6.) Shop Regenerative Brands - support businesses that support your values
If you really want to put your money where your mouth is, support brands that support your values. We are making an extra effort to support B Corp certified brands this year (..... we are working on getting ourselves onto this list this year too!) and brands being certified in the Ecological Outcome Verification program.
There are several brands dipping their toes and/or diving head first into regenerative supply chains including Timberland, who recently announced a partnership that will supply them with leather sourced from regeneratively raised animals. Making this our lives work means we understand what a task that is, and it is our responsibility to support brands making big changes to their supply chains. A couple of our favorite brands right now are Patagonia, Epic Provisions, White Oak Pastures, United By Blue, Farrier Leather, Christy Dawn, (and us too, of course!).
Everything Is Connected, and Every Action Helps
If you examine the resolutions above, you’ll notice a lot of overlap in the actions you can take. Purchasing food without packaging reduces waste and plastic use, improves health, and ultimately influences the food system, driving demand for real food and lowering the demand for overproduced, wasteful items. What’s a great way to consume more food with minimal packaging and no added chemicals? Growing your own food in a regenerative garden! But of course, to learn how to build a regenerative garden, you need to educate yourself on the process, and education leads to new ideas and inspiration (this is what you’re doing right now).

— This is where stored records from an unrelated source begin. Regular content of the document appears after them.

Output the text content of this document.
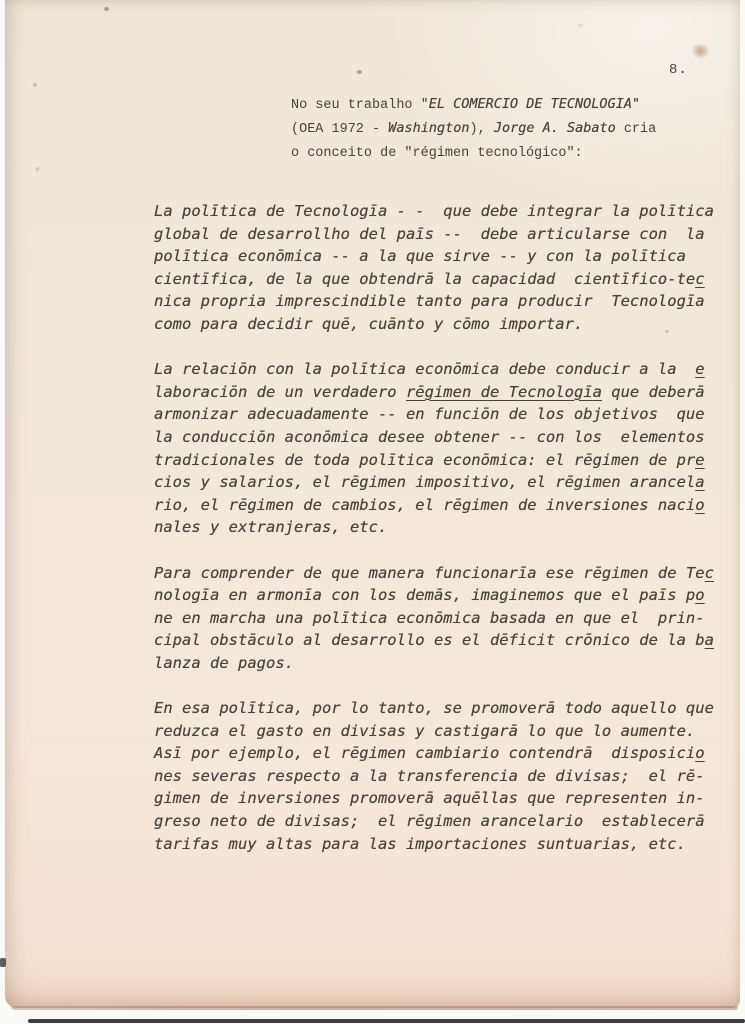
8.
No seu trabalho "EL COMERCIO DE TECNOLOGIA"
(OEA 1972 - Washington), Jorge A. Sabato cria
o conceito de "régimen tecnológico":
La polītica de Tecnologīa - -  que debe integrar la polītica
global de desarrollho del paīs --  debe articularse con  la
polītica econōmica -- a la que sirve -- y con la polītica
cientīfica, de la que obtendrā la capacidad  cientīfico-tec
nica propria imprescindible tanto para producir  Tecnologīa
como para decidir quē, cuānto y cōmo importar.
La relaciōn con la polītica econōmica debe conducir a la  e
laboraciōn de un verdadero rēgimen de Tecnologīa que deberā
armonizar adecuadamente -- en funciōn de los objetivos  que
la conducciōn aconōmica desee obtener -- con los  elementos
tradicionales de toda polītica econōmica: el rēgimen de pre
cios y salarios, el rēgimen impositivo, el rēgimen arancela
rio, el rēgimen de cambios, el rēgimen de inversiones nacio
nales y extranjeras, etc.
Para comprender de que manera funcionarīa ese rēgimen de Tec
nologīa en armonīa con los demās, imaginemos que el paīs po
ne en marcha una polītica econōmica basada en que el  prin-
cipal obstāculo al desarrollo es el dēficit crōnico de la ba
lanza de pagos.
En esa polītica, por lo tanto, se promoverā todo aquello que
reduzca el gasto en divisas y castigarā lo que lo aumente.
Asī por ejemplo, el rēgimen cambiario contendrā  disposicio
nes severas respecto a la transferencia de divisas;  el rē-
gimen de inversiones promoverā aquēllas que representen in-
greso neto de divisas;  el rēgimen arancelario  establecerā
tarifas muy altas para las importaciones suntuarias, etc.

We could go on, but suffice it to say, there’s so much you can do as an individual to join us in nurturing, replenishing, and caring for our planet. And we encourage you to make a special effort to do so as we move into the new year. After all, Earth is the only place we have to live, and we all live here. One individual is just one individual, but many individuals making the same commitment become a force, a movement, and we’d like you to join ours. We, and the planet, thank you.